Ever feel like you're playing a high-stakes game of hide-and-seek, but instead of finding a friend, you're trying to get your hands on the world's most coveted AI chips? That's precisely the game Chinese tech companies are playing, and the stakes couldn't be higher. But how are they managing to do it?
The Essentials: AI Training's New Geography
Chinese tech giants like Alibaba and ByteDance are increasingly turning to data centers in Southeast Asia to train their advanced AI models, according to recent reports. This strategic move allows them to bypass U.S. export restrictions on high-performance Nvidia chips, which are essential for developing powerful AI. By leasing data center capacity in countries like Singapore and Malaysia, these companies can access the computing power they need without directly violating U.S. regulations. It's like needing a rare spice for your dish, but instead of buying it directly (which is forbidden), you rent a kitchen in another country where it's readily available.

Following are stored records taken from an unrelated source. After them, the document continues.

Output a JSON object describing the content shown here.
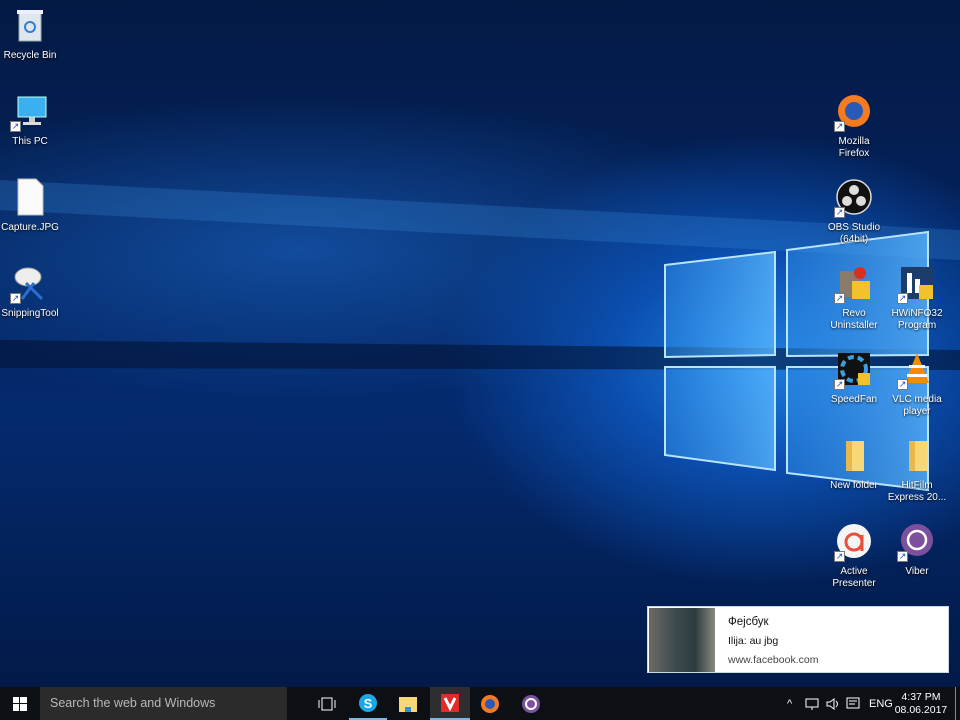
{
  "desktop": {
    "left_icons": [
      {
        "label": "Recycle Bin",
        "icon": "recycle-bin-icon"
      },
      {
        "label": "This PC",
        "icon": "computer-icon"
      },
      {
        "label": "Capture.JPG",
        "icon": "image-file-icon"
      },
      {
        "label": "SnippingTool",
        "icon": "scissors-icon"
      }
    ],
    "right_icons": [
      {
        "label": "Mozilla Firefox",
        "icon": "firefox-icon"
      },
      {
        "label": "OBS Studio (64bit)",
        "icon": "obs-icon"
      },
      {
        "label": "Revo Uninstaller",
        "icon": "revo-icon"
      },
      {
        "label": "HWiNFO32 Program",
        "icon": "hwinfo-icon"
      },
      {
        "label": "SpeedFan",
        "icon": "fan-icon"
      },
      {
        "label": "VLC media player",
        "icon": "vlc-icon"
      },
      {
        "label": "New folder",
        "icon": "folder-icon"
      },
      {
        "label": "HitFilm Express 20...",
        "icon": "folder-icon"
      },
      {
        "label": "Active Presenter",
        "icon": "activepresenter-icon"
      },
      {
        "label": "Viber",
        "icon": "viber-icon"
      }
    ]
  },
  "notification": {
    "title": "Фејсбук",
    "message": "Ilija: au jbg",
    "source": "www.facebook.com"
  },
  "taskbar": {
    "search_placeholder": "Search the web and Windows",
    "apps": [
      "Task View",
      "Skype",
      "File Explorer",
      "Vivaldi",
      "Firefox",
      "Viber"
    ],
    "language": "ENG",
    "time": "4:37 PM",
    "date": "08.06.2017"
  },
  "colors": {
    "accent": "#0a78d7",
    "taskbar": "#0c0f14"
  }
}
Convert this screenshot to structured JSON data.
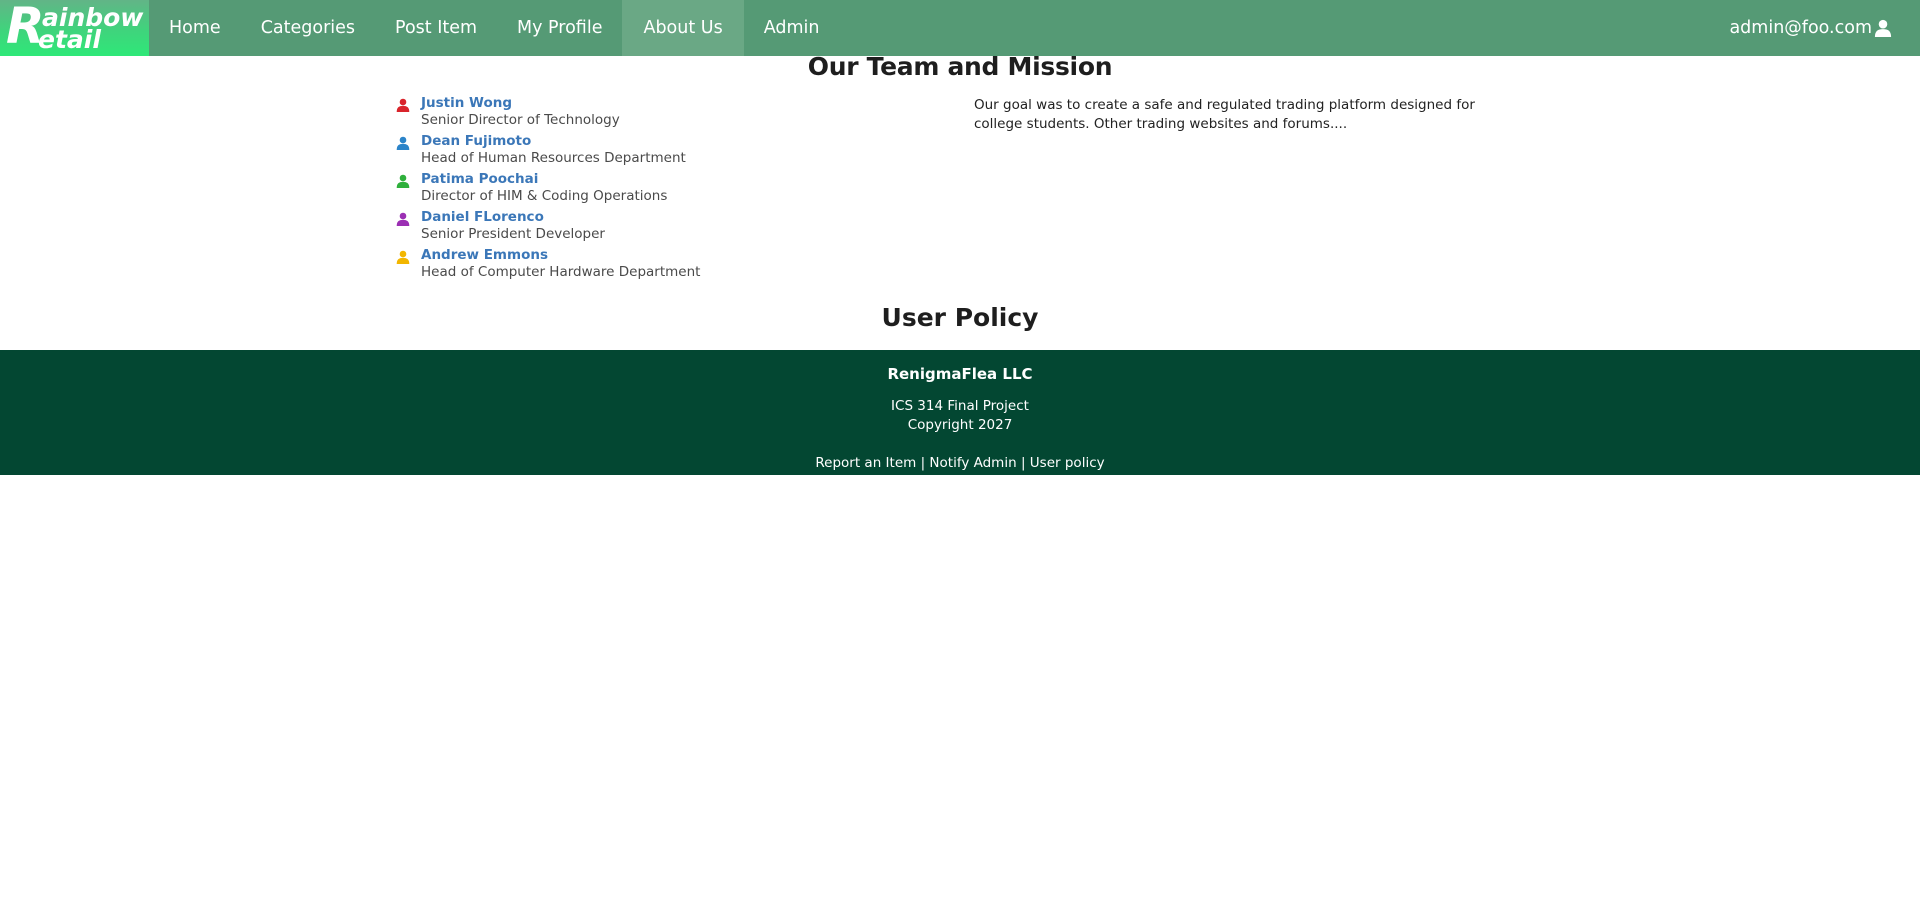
{
  "brand": {
    "logo_initial": "R",
    "logo_line1": "ainbow",
    "logo_line2": "etail"
  },
  "nav": {
    "items": [
      {
        "label": "Home"
      },
      {
        "label": "Categories"
      },
      {
        "label": "Post Item"
      },
      {
        "label": "My Profile"
      },
      {
        "label": "About Us",
        "active": true
      },
      {
        "label": "Admin"
      }
    ],
    "user_email": "admin@foo.com",
    "user_icon": "user-icon",
    "bar_color": "#559a75",
    "active_color": "#6aa885"
  },
  "main": {
    "title": "Our Team and Mission",
    "team": [
      {
        "name": "Justin Wong",
        "role": "Senior Director of Technology",
        "icon": "user-icon",
        "icon_color": "#d9242b"
      },
      {
        "name": "Dean Fujimoto",
        "role": "Head of Human Resources Department",
        "icon": "user-icon",
        "icon_color": "#2b84c9"
      },
      {
        "name": "Patima Poochai",
        "role": "Director of HIM & Coding Operations",
        "icon": "user-icon",
        "icon_color": "#2fb03c"
      },
      {
        "name": "Daniel FLorenco",
        "role": "Senior President Developer",
        "icon": "user-icon",
        "icon_color": "#9b2fb3"
      },
      {
        "name": "Andrew Emmons",
        "role": "Head of Computer Hardware Department",
        "icon": "user-icon",
        "icon_color": "#f2b600"
      }
    ],
    "mission_text": "Our goal was to create a safe and regulated trading platform designed for college students. Other trading websites and forums....",
    "policy_title": "User Policy"
  },
  "footer": {
    "company": "RenigmaFlea LLC",
    "project": "ICS 314 Final Project",
    "copyright": "Copyright 2027",
    "links": [
      {
        "label": "Report an Item"
      },
      {
        "label": "Notify Admin"
      },
      {
        "label": "User policy"
      }
    ],
    "separator": " | ",
    "background": "#034732"
  }
}
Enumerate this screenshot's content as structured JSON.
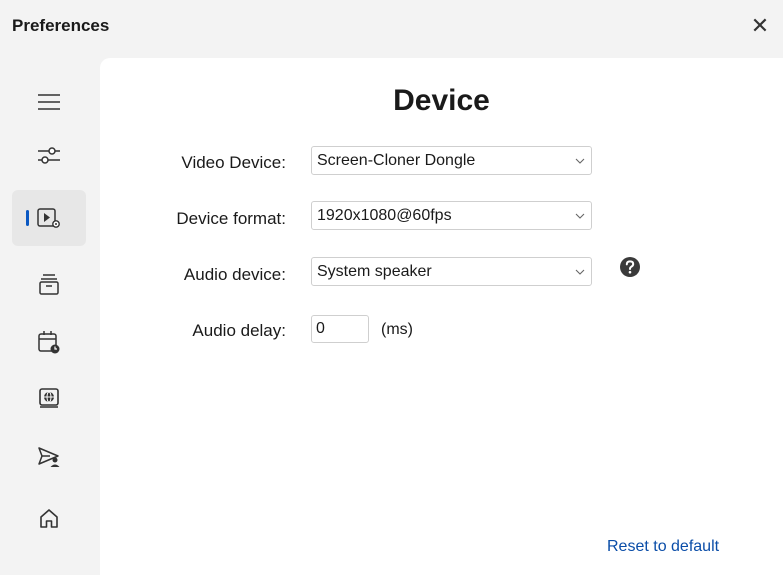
{
  "window": {
    "title": "Preferences",
    "close_glyph": "✕"
  },
  "sidebar": {
    "items": [
      {
        "icon": "menu-icon",
        "active": false
      },
      {
        "icon": "sliders-icon",
        "active": false
      },
      {
        "icon": "video-device-icon",
        "active": true
      },
      {
        "icon": "archive-icon",
        "active": false
      },
      {
        "icon": "calendar-clock-icon",
        "active": false
      },
      {
        "icon": "web-display-icon",
        "active": false
      },
      {
        "icon": "send-user-icon",
        "active": false
      },
      {
        "icon": "home-icon",
        "active": false
      }
    ]
  },
  "main": {
    "title": "Device",
    "video_device": {
      "label": "Video Device:",
      "value": "Screen-Cloner Dongle"
    },
    "device_format": {
      "label": "Device format:",
      "value": "1920x1080@60fps"
    },
    "audio_device": {
      "label": "Audio device:",
      "value": "System speaker"
    },
    "audio_delay": {
      "label": "Audio delay:",
      "value": "0",
      "unit": "(ms)"
    },
    "reset_label": "Reset to default"
  },
  "colors": {
    "accent": "#0a58c2",
    "link": "#0a4da8",
    "background": "#f3f3f3",
    "panel": "#ffffff"
  }
}
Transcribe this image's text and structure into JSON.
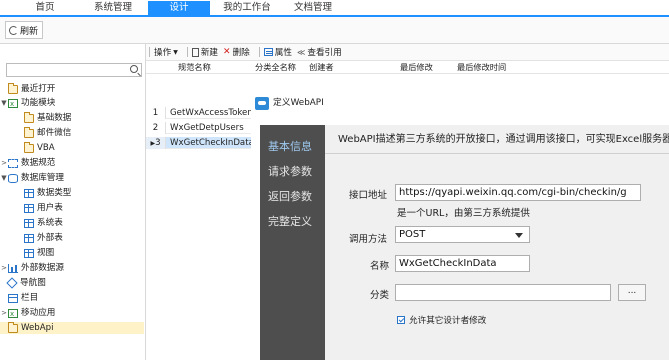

This workaround has emerged as a direct response to U.S. export controls, particularly those implemented in April 2025, which restrict the sale of Nvidia's H20 chips to China. These controls aim to slow China's technological and military advancement by limiting access to critical semiconductor technology. The strategy is considered legally compliant because the hardware remains outside Chinese territory. Alibaba's Qwen model and ByteDance's Doubao model are among those reportedly being trained in these offshore locations. According to The Guardian, the initial export ban on Nvidia's H20 chips was estimated to potentially impact Nvidia's revenue by $5.5 billion. Is this a calculated risk or a necessary adaptation for survival in the AI race?
Beyond the Headlines: A Calculated Circumvention
The move to train AI models offshore isn't just a simple workaround; it's a strategic adaptation to a rapidly changing geopolitical landscape. By leasing data center capacity in Southeast Asia, Chinese companies maintain access to Nvidia's high-end GPUs like the H100 and potentially even the B200 Blackwell, which are crucial for training large language models (LLMs). This ensures they can keep pace with global AI development despite the restrictions.
How Is This Different (Or Not): Echoes of the Past
This isn't the first time companies have sought creative solutions to navigate trade restrictions. Throughout history, businesses have adapted to tariffs, embargoes, and other barriers by finding alternative routes, establishing foreign subsidiaries, or developing substitute products. What makes this situation unique is the speed and scale at which it's happening, driven by the relentless pace of AI development and the strategic importance of semiconductors.
While some companies, like DeepSeek, managed to stockpile Nvidia chips before the export bans, others are focusing on developing domestic alternatives. China is encouraging the use of chips from local players like Huawei, Alibaba, MetaX and Cambricon. One Chinese startup even claims its GPTPU chip, dubbed "Chana," can outperform Nvidia's A100 GPU while using less energy and costing less, according to Tom's Hardware. Is this a sign of true innovation, or just wishful thinking?
Lesson Learnt / What It Means for Us
The offshore AI training trend highlights the complex interplay between technology, geopolitics, and economic strategy. It demonstrates the lengths to which companies will go to maintain their competitive edge in the AI era. The U.S. restrictions, intended to slow China's progress, may inadvertently accelerate its push for technological self-sufficiency. Will this cat-and-mouse game between nations spur innovation or simply create more convoluted supply chains?